Christus: Deze titel is afgeleid van het Griekse Christos en is het equivalent van de titel Messias (van het Hebreeuwse masjiach). Beide woorden betekenen ‘gezalfde’. In Bijbelse tijden werden leiders ceremonieel gezalfd met olie.

de Christus: De titel Christus wordt hier in het Grieks voorafgegaan door het bepaald lidwoord, blijkbaar om Jezus’ ambt als de Messias te beklemtonen.

onder inspiratie: Lett.: ‘in geest’. Dat wil zeggen geïnspireerd door of onder invloed van Gods geest. (Zie Woordenlijst ‘Geest’.)

Jehovah: In dit citaat uit Ps 110:1 komt Gods naam (weergegeven met vier Hebreeuwse medeklinkers, getranslitereerd als JHWH) voor in de oorspronkelijke Hebreeuwse tekst. (Zie App. C.)
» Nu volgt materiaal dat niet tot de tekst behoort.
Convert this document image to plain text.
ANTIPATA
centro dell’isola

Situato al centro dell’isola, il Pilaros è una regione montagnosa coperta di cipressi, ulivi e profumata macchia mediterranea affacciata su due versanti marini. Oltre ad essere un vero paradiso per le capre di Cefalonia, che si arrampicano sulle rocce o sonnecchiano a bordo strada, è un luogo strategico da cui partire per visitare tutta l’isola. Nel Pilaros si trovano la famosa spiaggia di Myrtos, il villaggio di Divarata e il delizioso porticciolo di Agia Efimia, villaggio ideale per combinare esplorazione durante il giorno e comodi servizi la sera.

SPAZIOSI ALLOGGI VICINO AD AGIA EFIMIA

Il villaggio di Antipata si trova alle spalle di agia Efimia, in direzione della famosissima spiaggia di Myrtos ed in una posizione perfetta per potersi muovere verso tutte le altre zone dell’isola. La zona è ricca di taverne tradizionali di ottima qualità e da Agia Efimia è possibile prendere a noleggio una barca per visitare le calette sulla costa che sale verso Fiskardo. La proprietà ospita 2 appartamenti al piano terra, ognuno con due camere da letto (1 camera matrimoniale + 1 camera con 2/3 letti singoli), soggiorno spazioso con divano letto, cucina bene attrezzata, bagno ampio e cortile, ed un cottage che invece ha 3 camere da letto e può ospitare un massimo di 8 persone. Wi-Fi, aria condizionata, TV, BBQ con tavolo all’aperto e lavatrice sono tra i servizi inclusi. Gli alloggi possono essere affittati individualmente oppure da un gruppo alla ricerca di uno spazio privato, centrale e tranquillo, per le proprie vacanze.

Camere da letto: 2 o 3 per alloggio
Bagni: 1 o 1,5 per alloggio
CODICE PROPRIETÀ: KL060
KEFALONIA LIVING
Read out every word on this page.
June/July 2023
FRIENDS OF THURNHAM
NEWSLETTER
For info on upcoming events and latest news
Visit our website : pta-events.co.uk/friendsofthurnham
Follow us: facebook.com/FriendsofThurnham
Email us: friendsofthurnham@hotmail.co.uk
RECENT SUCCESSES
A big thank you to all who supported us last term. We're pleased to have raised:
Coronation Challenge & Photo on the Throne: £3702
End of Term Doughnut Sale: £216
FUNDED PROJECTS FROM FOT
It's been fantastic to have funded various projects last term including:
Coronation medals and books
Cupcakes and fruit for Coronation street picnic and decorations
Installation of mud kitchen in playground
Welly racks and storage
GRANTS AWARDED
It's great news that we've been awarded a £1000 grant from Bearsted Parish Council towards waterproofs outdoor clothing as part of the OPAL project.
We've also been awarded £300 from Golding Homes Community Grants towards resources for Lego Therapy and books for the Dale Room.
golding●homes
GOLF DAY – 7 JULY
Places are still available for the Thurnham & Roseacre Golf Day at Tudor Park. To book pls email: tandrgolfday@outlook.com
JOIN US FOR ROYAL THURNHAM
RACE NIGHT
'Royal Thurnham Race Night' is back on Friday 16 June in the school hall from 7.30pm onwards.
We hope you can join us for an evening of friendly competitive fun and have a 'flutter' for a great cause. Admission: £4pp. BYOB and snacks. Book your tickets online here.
aan je voeten: Dat wil zeggen onder je autoriteit.

Media

Tiberius Caesar
Tiberius Caesar

Tiberius werd geboren in 42 v.Chr. In het jaar 14 n.Chr. werd hij de tweede keizer van Rome, en hij stierf in maart 37. Hij was tijdens Jezus’ hele bediening keizer, dus hij was de caesar toen Jezus over de belasting zei: ‘Geef aan caesar wat van caesar is’ (Mr 12:14-17; Mt 22:17-21; Lu 20:22-25).